When we realized that the "garbage" bytes we kept getting from RAM were exactly the same as the ROM bytes in the other bank of memory... Yes, we had a design problem in the memory bank switching hardware.
Unreliable machine that randomly rebooted: One *BANG* on the desk it sat on, which caused the reboot, and "aha! we have a lose connection." (Didn't take long to find a bad solder joint in the power supply.)

-- JeffGrigg

I once spent a week trying to determine why we couldn't get a video card to initialize properly. This was an old video card, with an unsupported beta OS/2 driver, so we expected a few problems. The manufacturer no longer supported the hardware nor the software, so we were on our own. We got the screen background to turn blue once in a while, but never got any graphics drawn. We tried every driver option, tried various combinations of initialization parameters, traced through some of the disassembled driver code, ...

Finally, on Friday, someone took the card out of the machine, blew the dust off, and put it back in. Everything worked fine after that.

I had a similar experience with an embedded traffic signal controller I was debugging. It wasn't behaving the way it was supposed to, and everyone in the company was stumped. This time I only wasted a day rather than a week--replacing the serial cable between my desktop machine and the controller made everything work.

This is the stuff they never cover in ComputerScience classes...

-- KrisJohnson

Step one: reseat the boards. Step two: reseat the boards. Step three: reseat the boards....

It works on my machine. There must be something wrong with yours.

Step one: Recompile (preferably from scratch). Test on your machine. Step two: Give newly built version to user. Test on their machine. Step three: Isolate the differences between your machine and their machine. In Java, for example, be particularly alert for things like system classpath settings, or libraries placed in the ext directory.
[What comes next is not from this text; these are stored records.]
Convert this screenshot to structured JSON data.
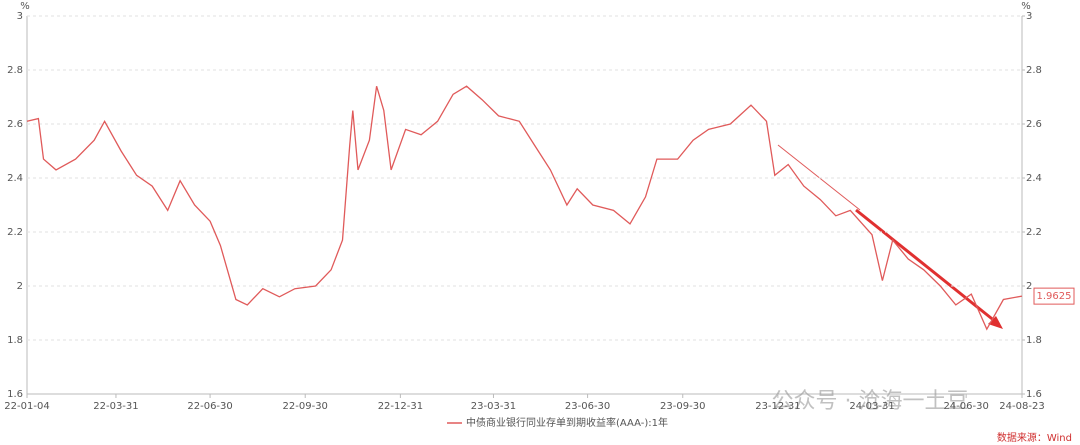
{
  "chart_data": {
    "type": "line",
    "y_unit": "%",
    "y2_unit": "%",
    "x": [
      "22-01-04",
      "22-01-15",
      "22-01-20",
      "22-02-01",
      "22-02-20",
      "22-03-10",
      "22-03-20",
      "22-04-05",
      "22-04-20",
      "22-05-05",
      "22-05-20",
      "22-06-01",
      "22-06-15",
      "22-06-30",
      "22-07-10",
      "22-07-25",
      "22-08-05",
      "22-08-20",
      "22-09-05",
      "22-09-20",
      "22-10-10",
      "22-10-25",
      "22-11-05",
      "22-11-12",
      "22-11-15",
      "22-11-20",
      "22-12-01",
      "22-12-08",
      "22-12-15",
      "22-12-22",
      "23-01-05",
      "23-01-20",
      "23-02-05",
      "23-02-20",
      "23-03-05",
      "23-03-20",
      "23-04-05",
      "23-04-25",
      "23-05-10",
      "23-05-25",
      "23-06-10",
      "23-06-20",
      "23-07-05",
      "23-07-25",
      "23-08-10",
      "23-08-25",
      "23-09-05",
      "23-09-25",
      "23-10-10",
      "23-10-25",
      "23-11-15",
      "23-12-05",
      "23-12-20",
      "23-12-28",
      "24-01-10",
      "24-01-25",
      "24-02-10",
      "24-02-25",
      "24-03-10",
      "24-03-31",
      "24-04-10",
      "24-04-20",
      "24-05-05",
      "24-05-20",
      "24-06-05",
      "24-06-20",
      "24-07-05",
      "24-07-20",
      "24-08-05",
      "24-08-23"
    ],
    "series": [
      {
        "name": "中债商业银行同业存单到期收益率(AAA-):1年",
        "color": "#e05a5a",
        "values": [
          2.61,
          2.62,
          2.47,
          2.43,
          2.47,
          2.54,
          2.61,
          2.5,
          2.41,
          2.37,
          2.28,
          2.39,
          2.3,
          2.24,
          2.15,
          1.95,
          1.93,
          1.99,
          1.96,
          1.99,
          2.0,
          2.06,
          2.17,
          2.52,
          2.65,
          2.43,
          2.54,
          2.74,
          2.65,
          2.43,
          2.58,
          2.56,
          2.61,
          2.71,
          2.74,
          2.69,
          2.63,
          2.61,
          2.52,
          2.43,
          2.3,
          2.36,
          2.3,
          2.28,
          2.23,
          2.33,
          2.47,
          2.47,
          2.54,
          2.58,
          2.6,
          2.67,
          2.61,
          2.41,
          2.45,
          2.37,
          2.32,
          2.26,
          2.28,
          2.19,
          2.02,
          2.17,
          2.1,
          2.06,
          2.0,
          1.93,
          1.97,
          1.84,
          1.95,
          1.9625
        ]
      }
    ],
    "xlim": [
      "22-01-04",
      "24-08-23"
    ],
    "xticks": [
      "22-01-04",
      "22-03-31",
      "22-06-30",
      "22-09-30",
      "22-12-31",
      "23-03-31",
      "23-06-30",
      "23-09-30",
      "23-12-31",
      "24-03-31",
      "24-06-30",
      "24-08-23"
    ],
    "ylim": [
      1.6,
      3
    ],
    "yticks": [
      1.6,
      1.8,
      2,
      2.2,
      2.4,
      2.6,
      2.8,
      3
    ],
    "y2lim": [
      1.6,
      3
    ],
    "y2ticks": [
      1.6,
      1.8,
      2,
      2.2,
      2.4,
      2.6,
      2.8,
      3
    ],
    "grid": true,
    "source": "数据来源：Wind",
    "watermark": "公众号 · 沧海一土豆"
  }
}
Step four: Having identified the differences, go back and fix your program so that the differences don't cause a problem.

A high percentage (arbitarily set at 90%) of problems in this category will be "solved" by either step one or step two ("solved" meaning either you can reproduce the problem on your box, or the problem no longer reproduces on theirs).

Step Zero: Reboot both your machine and their machines and try again before proceeding. Especially on Windows.